- Education: University of Massachusetts Amherst
- Known for: Gärtner-Ellis theorem
- Scientific career
- Fields: Probability theory, Large deviations theory
- Thesis: Chapman-Eskog-Hilbert Expansion for Models of the Boltzmann Equation (1972)
- Doctoral advisor: Henry McKean

= Richard S. Ellis =

American mathematician

Richard Steven Ellis (May 15, 1947 – July 2, 2018) was an American mathematician.
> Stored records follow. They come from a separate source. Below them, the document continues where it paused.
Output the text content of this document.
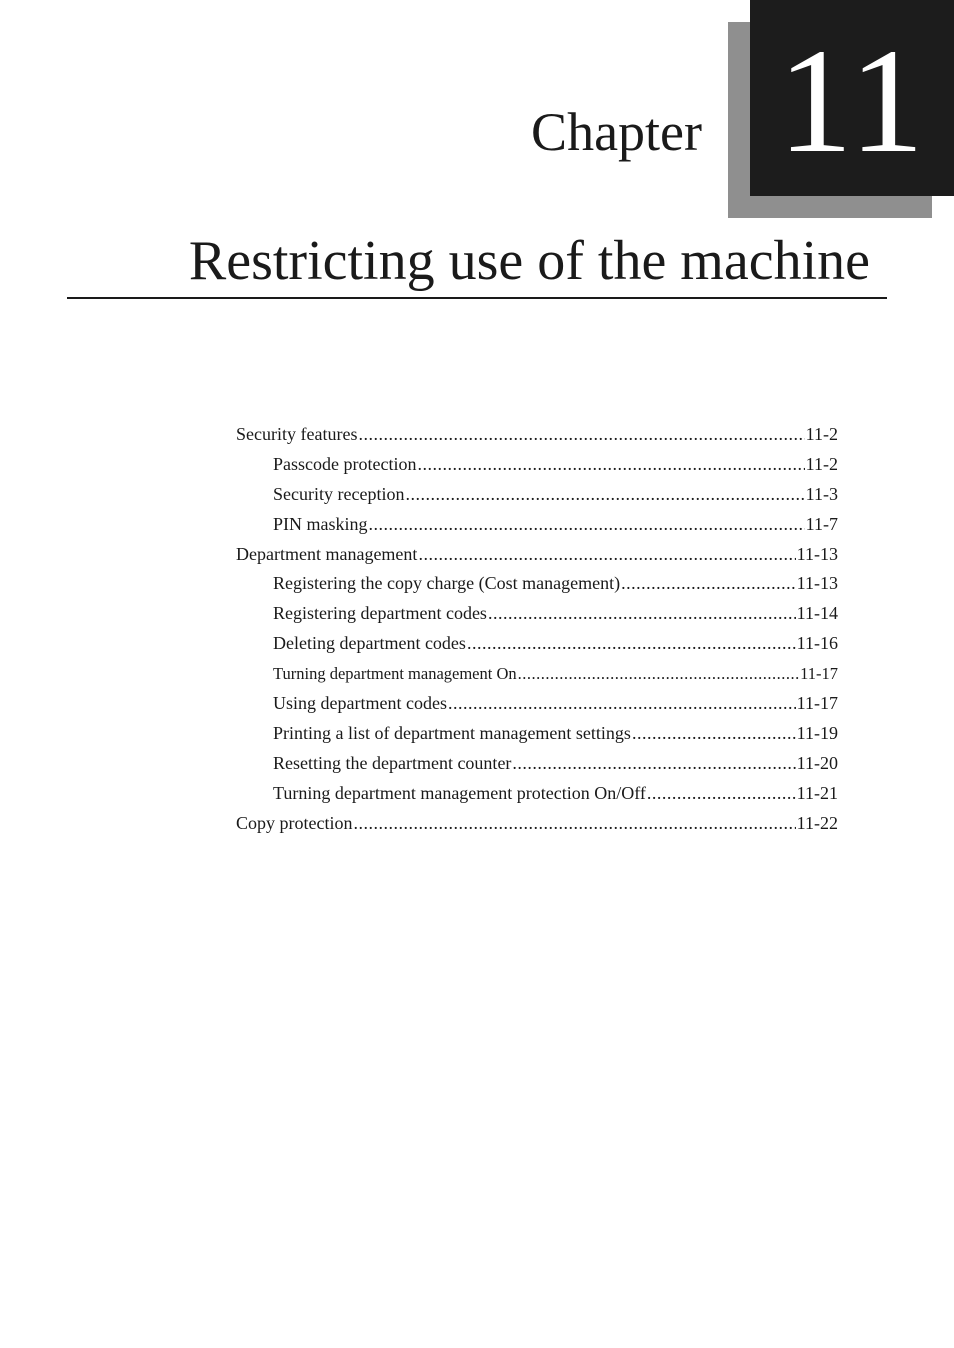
11
Chapter
Restricting use of the machine
Security features .....	11-2
Passcode protection .....	11-2
Security reception .....	11-3
PIN masking .....	11-7
Department management .....	11-13
Registering the copy charge (Cost management) .....	11-13
Registering department codes .....	11-14
Deleting department codes .....	11-16
Turning department management On .....	11-17
Using department codes .....	11-17
Printing a list of department management settings .....	11-19
Resetting the department counter .....	11-20
Turning department management protection On/Off .....	11-21
Copy protection .....	11-22
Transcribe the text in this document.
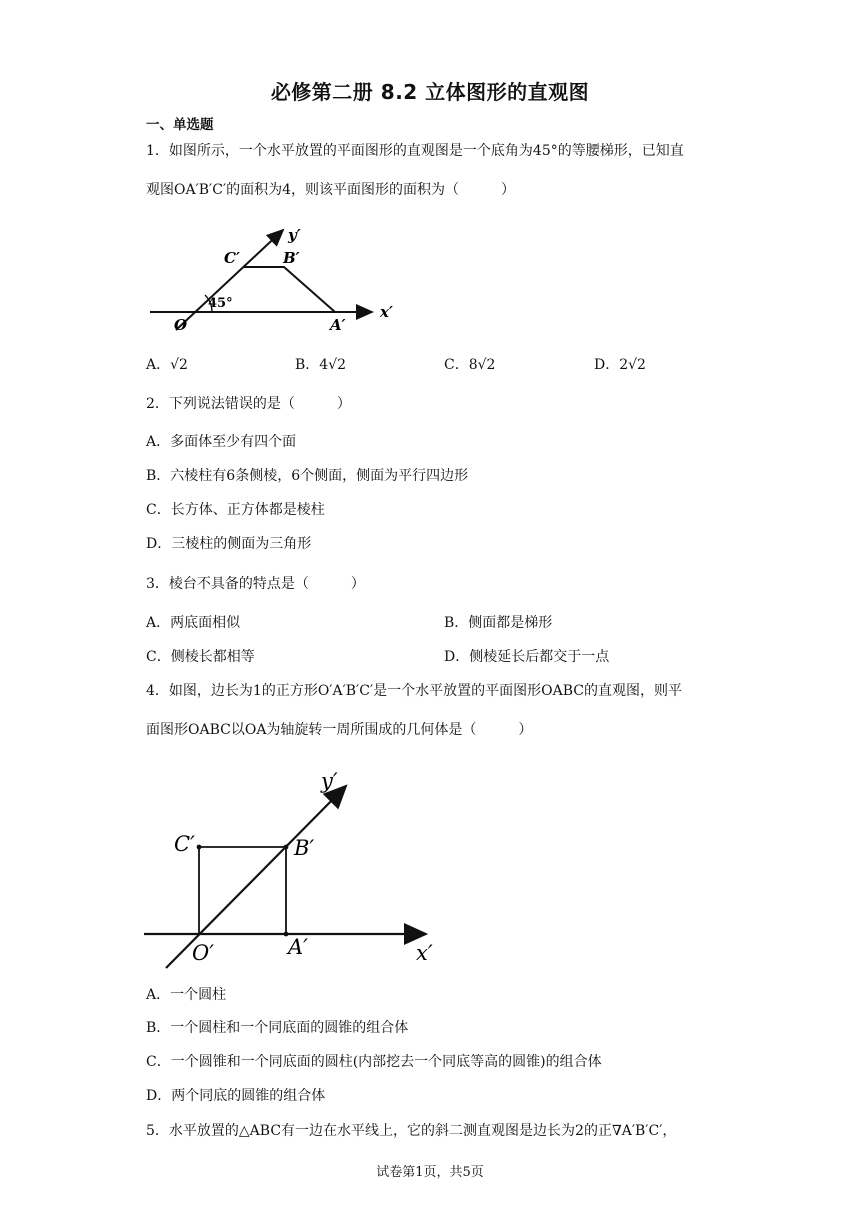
必修第二册 8.2 立体图形的直观图
一、单选题
1．如图所示，一个水平放置的平面图形的直观图是一个底角为45°的等腰梯形，已知直
观图OA′B′C′的面积为4，则该平面图形的面积为（　　　）
y′
C′	B′
45°	x′
O	A′
A．√2	B．4√2	C．8√2	D．2√2
2．下列说法错误的是（　　　）
A．多面体至少有四个面
B．六棱柱有6条侧棱，6个侧面，侧面为平行四边形
C．长方体、正方体都是棱柱
D．三棱柱的侧面为三角形
3．棱台不具备的特点是（　　　）
A．两底面相似	B．侧面都是梯形
C．侧棱长都相等	D．侧棱延长后都交于一点
4．如图，边长为1的正方形O′A′B′C′是一个水平放置的平面图形OABC的直观图，则平
面图形OABC以OA为轴旋转一周所围成的几何体是（　　　）
y′
C′	B′
O′	A′	x′
A．一个圆柱
B．一个圆柱和一个同底面的圆锥的组合体
C．一个圆锥和一个同底面的圆柱(内部挖去一个同底等高的圆锥)的组合体
D．两个同底的圆锥的组合体
5．水平放置的△ABC有一边在水平线上，它的斜二测直观图是边长为2的正∇A′B′C′，
试卷第1页，共5页
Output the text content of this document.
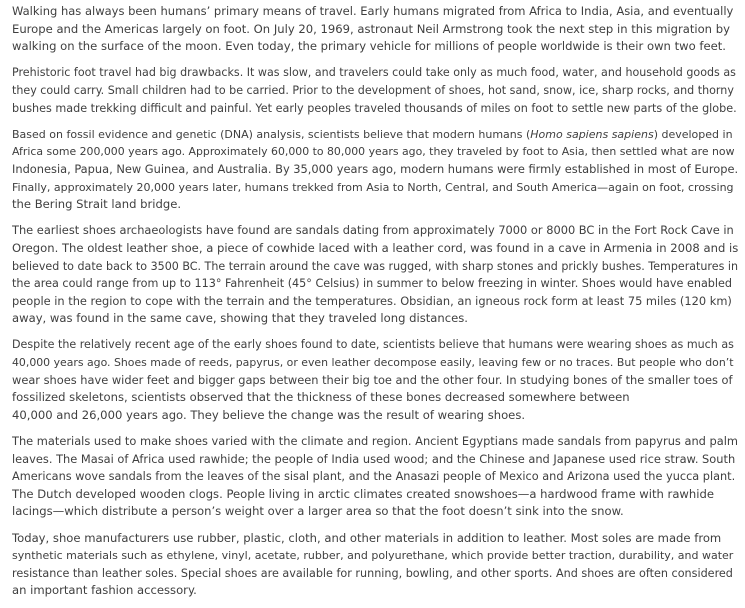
Walking has always been humans’ primary means of travel. Early humans migrated from Africa to India, Asia, and eventually
Europe and the Americas largely on foot. On July 20, 1969, astronaut Neil Armstrong took the next step in this migration by
walking on the surface of the moon. Even today, the primary vehicle for millions of people worldwide is their own two feet.

Prehistoric foot travel had big drawbacks. It was slow, and travelers could take only as much food, water, and household goods as
they could carry. Small children had to be carried. Prior to the development of shoes, hot sand, snow, ice, sharp rocks, and thorny
bushes made trekking difficult and painful. Yet early peoples traveled thousands of miles on foot to settle new parts of the globe.

Based on fossil evidence and genetic (DNA) analysis, scientists believe that modern humans (Homo sapiens sapiens) developed in
Africa some 200,000 years ago. Approximately 60,000 to 80,000 years ago, they traveled by foot to Asia, then settled what are now
Indonesia, Papua, New Guinea, and Australia. By 35,000 years ago, modern humans were firmly established in most of Europe.
Finally, approximately 20,000 years later, humans trekked from Asia to North, Central, and South America—again on foot, crossing
the Bering Strait land bridge.

The earliest shoes archaeologists have found are sandals dating from approximately 7000 or 8000 BC in the Fort Rock Cave in
Oregon. The oldest leather shoe, a piece of cowhide laced with a leather cord, was found in a cave in Armenia in 2008 and is
believed to date back to 3500 BC. The terrain around the cave was rugged, with sharp stones and prickly bushes. Temperatures in
the area could range from up to 113° Fahrenheit (45° Celsius) in summer to below freezing in winter. Shoes would have enabled
people in the region to cope with the terrain and the temperatures. Obsidian, an igneous rock form at least 75 miles (120 km)
away, was found in the same cave, showing that they traveled long distances.

Despite the relatively recent age of the early shoes found to date, scientists believe that humans were wearing shoes as much as
40,000 years ago. Shoes made of reeds, papyrus, or even leather decompose easily, leaving few or no traces. But people who don’t
wear shoes have wider feet and bigger gaps between their big toe and the other four. In studying bones of the smaller toes of
fossilized skeletons, scientists observed that the thickness of these bones decreased somewhere between
40,000 and 26,000 years ago. They believe the change was the result of wearing shoes.

The materials used to make shoes varied with the climate and region. Ancient Egyptians made sandals from papyrus and palm
leaves. The Masai of Africa used rawhide; the people of India used wood; and the Chinese and Japanese used rice straw. South
Americans wove sandals from the leaves of the sisal plant, and the Anasazi people of Mexico and Arizona used the yucca plant.
The Dutch developed wooden clogs. People living in arctic climates created snowshoes—a hardwood frame with rawhide
lacings—which distribute a person’s weight over a larger area so that the foot doesn’t sink into the snow.

Today, shoe manufacturers use rubber, plastic, cloth, and other materials in addition to leather. Most soles are made from
synthetic materials such as ethylene, vinyl, acetate, rubber, and polyurethane, which provide better traction, durability, and water
resistance than leather soles. Special shoes are available for running, bowling, and other sports. And shoes are often considered
an important fashion accessory.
He was born on May 15, 1947, in Brookline, Massachusetts, to parents Murray and Helen. Ellis graduated from Boston Latin School and attended Harvard University, where he studied German literature and mathematics. He pursued graduate study at the Courant Institute of Mathematical Sciences. In 1972, he received his PhD from the New York University for his thesis Chapman-Eskog-Hilbert Expansion for Models of the Boltzmann Equation under the supervision of Henry McKean. He began teaching at Northwestern University and left for the University of Massachusetts Amherst in 1975. In 1984, he improved a key result in large deviations theory originally due to Jürgen Gärtner, which is now known as Gärtner-Ellis Theorem. He was named fellow of the Institute of Mathematical Statistics in 1999. Ellis died of bile duct cancer in New York City on July 2, 2018, aged 71.